Carbon reduction projects that are relatively straightforward in other environments, can raise more issues in a healthcare setting. Upgrading or replacing lighting systems with energy-efficient LED lights is complicated by the fact that many areas within hospitals require a specific lux level 24 hours a day.
Finding the right balance
The strategy to achieve carbon reduction often starts with replacing archaic or inefficient equipment and assets with more energy-efficient alternatives. However, given the very specialist nature of much of the equipment used by the NHS, there are often no low-energy versions available. In these cases, eliminating carbon becomes a question of sourcing renewable energy to supply NHS premises.
NHS trusts need expert guidance to ensure the right balance is achieved between delivering essential services and meeting energy and carbon targets. Net zero is achievable, but requires a high degree of planning, preparation, and collaboration with multiple stakeholders.
Navigating the procurement maze
The NHS buys a large amount of goods and services to enable its daily operations, adding further complexity to net zero planning and implementation. NHS trusts utilise multiple procurement systems, often including Private Funding Initiative (PFI) arrangements, which requires consideration of life-cycle costing. Trusts need to find specialist partners who understand the different procurement mechanisms, can provide the necessary costings and evaluations, and can navigate the legal frameworks so that carbon reduction programmes are not delayed by the process.

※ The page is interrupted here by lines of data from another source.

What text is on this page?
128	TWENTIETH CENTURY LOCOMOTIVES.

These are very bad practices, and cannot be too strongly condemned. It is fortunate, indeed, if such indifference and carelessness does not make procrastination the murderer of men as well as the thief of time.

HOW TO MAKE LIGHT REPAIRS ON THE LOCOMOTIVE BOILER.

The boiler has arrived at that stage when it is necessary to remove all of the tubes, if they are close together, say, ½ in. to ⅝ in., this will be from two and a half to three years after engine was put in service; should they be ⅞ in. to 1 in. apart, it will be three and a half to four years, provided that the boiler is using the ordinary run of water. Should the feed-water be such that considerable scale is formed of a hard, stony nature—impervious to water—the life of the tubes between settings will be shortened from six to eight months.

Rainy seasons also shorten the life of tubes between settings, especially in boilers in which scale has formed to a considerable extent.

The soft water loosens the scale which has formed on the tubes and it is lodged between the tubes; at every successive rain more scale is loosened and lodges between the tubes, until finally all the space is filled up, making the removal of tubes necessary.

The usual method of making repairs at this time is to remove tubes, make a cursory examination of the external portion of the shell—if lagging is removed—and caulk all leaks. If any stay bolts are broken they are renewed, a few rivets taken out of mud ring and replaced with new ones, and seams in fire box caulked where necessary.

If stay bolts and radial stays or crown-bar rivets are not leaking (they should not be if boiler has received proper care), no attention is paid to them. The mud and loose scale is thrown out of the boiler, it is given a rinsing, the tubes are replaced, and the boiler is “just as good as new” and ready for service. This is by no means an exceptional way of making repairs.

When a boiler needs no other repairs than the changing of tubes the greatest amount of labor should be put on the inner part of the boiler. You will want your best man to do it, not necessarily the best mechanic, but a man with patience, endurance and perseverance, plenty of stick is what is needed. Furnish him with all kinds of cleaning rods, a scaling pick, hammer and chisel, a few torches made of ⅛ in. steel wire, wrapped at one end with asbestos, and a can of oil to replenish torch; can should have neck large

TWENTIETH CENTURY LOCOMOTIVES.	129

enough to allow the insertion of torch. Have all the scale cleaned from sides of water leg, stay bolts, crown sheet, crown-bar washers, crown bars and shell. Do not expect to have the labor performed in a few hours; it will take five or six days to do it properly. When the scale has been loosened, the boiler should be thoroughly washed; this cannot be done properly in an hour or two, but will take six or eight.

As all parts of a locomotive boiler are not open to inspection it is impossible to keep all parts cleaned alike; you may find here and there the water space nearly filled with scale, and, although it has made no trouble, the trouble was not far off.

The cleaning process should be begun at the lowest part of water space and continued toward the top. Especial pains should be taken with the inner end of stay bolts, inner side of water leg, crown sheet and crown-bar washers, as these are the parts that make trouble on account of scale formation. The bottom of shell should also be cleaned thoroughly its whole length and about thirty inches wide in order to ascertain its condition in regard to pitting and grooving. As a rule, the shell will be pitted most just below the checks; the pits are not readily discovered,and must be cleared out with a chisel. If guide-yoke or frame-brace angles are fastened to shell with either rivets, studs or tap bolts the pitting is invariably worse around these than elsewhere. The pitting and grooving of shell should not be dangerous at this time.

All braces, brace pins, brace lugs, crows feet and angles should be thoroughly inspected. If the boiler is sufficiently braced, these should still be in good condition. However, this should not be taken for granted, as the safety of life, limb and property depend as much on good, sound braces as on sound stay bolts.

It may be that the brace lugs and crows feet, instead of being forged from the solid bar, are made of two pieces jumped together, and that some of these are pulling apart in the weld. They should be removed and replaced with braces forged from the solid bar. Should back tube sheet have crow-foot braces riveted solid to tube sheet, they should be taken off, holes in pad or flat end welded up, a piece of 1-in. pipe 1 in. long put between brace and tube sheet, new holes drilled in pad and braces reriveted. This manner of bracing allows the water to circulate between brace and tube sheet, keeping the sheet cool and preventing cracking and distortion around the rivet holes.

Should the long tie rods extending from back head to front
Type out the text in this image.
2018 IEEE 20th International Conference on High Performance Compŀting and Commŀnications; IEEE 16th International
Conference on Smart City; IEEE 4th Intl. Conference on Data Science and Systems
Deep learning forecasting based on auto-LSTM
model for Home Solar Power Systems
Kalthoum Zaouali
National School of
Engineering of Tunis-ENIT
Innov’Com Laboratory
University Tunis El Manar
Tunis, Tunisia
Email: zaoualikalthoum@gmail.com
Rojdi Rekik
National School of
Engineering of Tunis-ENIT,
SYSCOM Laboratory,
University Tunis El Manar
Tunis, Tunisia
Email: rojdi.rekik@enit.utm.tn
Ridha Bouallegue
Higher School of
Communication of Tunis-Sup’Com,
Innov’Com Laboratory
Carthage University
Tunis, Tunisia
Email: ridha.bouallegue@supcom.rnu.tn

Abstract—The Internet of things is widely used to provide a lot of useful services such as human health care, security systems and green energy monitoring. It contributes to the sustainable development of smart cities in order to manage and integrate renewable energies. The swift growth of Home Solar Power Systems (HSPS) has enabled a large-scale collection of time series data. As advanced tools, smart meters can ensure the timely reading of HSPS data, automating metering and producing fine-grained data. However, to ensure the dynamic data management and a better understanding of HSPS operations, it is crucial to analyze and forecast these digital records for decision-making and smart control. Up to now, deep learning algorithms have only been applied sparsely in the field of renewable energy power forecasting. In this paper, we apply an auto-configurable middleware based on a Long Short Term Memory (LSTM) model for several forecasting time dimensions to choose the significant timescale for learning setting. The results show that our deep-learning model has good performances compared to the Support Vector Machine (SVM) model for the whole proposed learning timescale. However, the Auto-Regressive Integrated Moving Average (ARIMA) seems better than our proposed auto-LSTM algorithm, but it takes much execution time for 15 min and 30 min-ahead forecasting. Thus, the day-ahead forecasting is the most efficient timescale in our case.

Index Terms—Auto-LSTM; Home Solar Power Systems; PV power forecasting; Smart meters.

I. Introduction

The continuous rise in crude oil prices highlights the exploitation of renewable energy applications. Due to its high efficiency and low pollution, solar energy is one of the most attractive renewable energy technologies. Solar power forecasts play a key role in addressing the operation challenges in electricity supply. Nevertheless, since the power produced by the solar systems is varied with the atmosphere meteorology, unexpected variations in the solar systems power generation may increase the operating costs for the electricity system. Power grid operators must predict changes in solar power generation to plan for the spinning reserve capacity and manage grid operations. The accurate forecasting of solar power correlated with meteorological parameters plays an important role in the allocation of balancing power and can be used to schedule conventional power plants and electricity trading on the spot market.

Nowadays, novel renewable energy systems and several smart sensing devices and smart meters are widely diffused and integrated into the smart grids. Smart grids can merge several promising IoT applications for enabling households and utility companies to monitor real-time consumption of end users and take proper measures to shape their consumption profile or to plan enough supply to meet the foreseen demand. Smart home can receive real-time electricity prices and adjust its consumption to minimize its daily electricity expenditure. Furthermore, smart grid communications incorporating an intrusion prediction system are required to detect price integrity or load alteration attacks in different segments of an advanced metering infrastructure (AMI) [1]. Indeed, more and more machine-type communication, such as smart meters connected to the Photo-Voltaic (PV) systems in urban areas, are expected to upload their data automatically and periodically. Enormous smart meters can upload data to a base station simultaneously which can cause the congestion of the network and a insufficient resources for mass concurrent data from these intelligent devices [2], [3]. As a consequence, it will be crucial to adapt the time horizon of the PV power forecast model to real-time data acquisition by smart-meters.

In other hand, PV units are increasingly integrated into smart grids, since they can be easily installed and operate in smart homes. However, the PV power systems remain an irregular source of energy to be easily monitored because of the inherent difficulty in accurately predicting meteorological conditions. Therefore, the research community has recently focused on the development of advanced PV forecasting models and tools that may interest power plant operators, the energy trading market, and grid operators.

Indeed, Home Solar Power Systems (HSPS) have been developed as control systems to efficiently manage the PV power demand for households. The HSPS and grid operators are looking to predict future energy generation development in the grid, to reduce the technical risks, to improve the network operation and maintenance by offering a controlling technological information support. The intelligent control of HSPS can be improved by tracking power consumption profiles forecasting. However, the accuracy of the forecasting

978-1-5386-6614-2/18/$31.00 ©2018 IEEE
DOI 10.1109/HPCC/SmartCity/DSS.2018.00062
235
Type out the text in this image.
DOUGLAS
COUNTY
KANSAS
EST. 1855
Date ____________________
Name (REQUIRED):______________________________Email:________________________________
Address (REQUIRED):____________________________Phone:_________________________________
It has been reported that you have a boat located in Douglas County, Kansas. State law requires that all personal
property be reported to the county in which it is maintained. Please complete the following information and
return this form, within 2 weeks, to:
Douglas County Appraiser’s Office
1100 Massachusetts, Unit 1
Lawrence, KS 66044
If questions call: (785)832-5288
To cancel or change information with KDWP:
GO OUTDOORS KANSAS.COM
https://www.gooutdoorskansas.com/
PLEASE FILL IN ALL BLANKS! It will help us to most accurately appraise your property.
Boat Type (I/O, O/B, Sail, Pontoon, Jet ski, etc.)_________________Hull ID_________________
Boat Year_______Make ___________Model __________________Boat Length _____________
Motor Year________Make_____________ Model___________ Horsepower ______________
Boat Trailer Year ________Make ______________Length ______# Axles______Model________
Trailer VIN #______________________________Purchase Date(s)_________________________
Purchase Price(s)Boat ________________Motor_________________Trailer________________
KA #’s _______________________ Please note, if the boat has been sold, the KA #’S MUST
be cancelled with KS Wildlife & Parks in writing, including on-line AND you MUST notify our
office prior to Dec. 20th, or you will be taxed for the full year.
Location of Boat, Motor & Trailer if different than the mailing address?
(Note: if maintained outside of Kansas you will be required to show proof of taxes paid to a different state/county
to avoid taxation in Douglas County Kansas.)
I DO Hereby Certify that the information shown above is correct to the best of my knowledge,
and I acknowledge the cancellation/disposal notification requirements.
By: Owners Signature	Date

Funding the carbon revolution
Not surprisingly, one of the biggest obstacles to carbon reduction in the NHS is funding – not just for capital investments, but for the expertise and skills required to plan, design, and deliver carbon-reduction schemes. Grants released by the government via the Low Carbon Skills Fund were snapped up within 24 hours. NHS trusts that have not secured grants, need to find ways to fund the specialist consultancy support they need. One option is to find partners that can incorporate consultancy work into specific project development agreements for low-carbon schemes.
It’s important to prioritise high-impact long-lead-time projects and develop a pipeline of carbon reduction measures over the coming years. Various funding options are available for capital projects, whether via public-private partnership, third-party funding, or public grants. EQUANS can also provide direct funding for capital investments, allowing NHS trusts to make repayments directly from the savings they achieve.
Sustainable solutions for a carbon-free NHS
EQUANS bespoke “NHS Zero” offering can help the NHS rise to the challenge of achieving net zero carbon by 2040. By combining our sustainable energy and facilities management expertise, NHS Zero provides a platform of support to the NHS at every stage of its net zero journey – from consultancy to project concept, planning to funding and delivery, we offer autonomy over all energy and carbon related transactions, including monitoring and verification of savings with a continual improvement ethos.
Now is the time for action. The NHS has an opportunity to respond to the climate change emergency by transforming into an organisation that works in harmony with the planet – while continuing to improve health and well-being for future generations.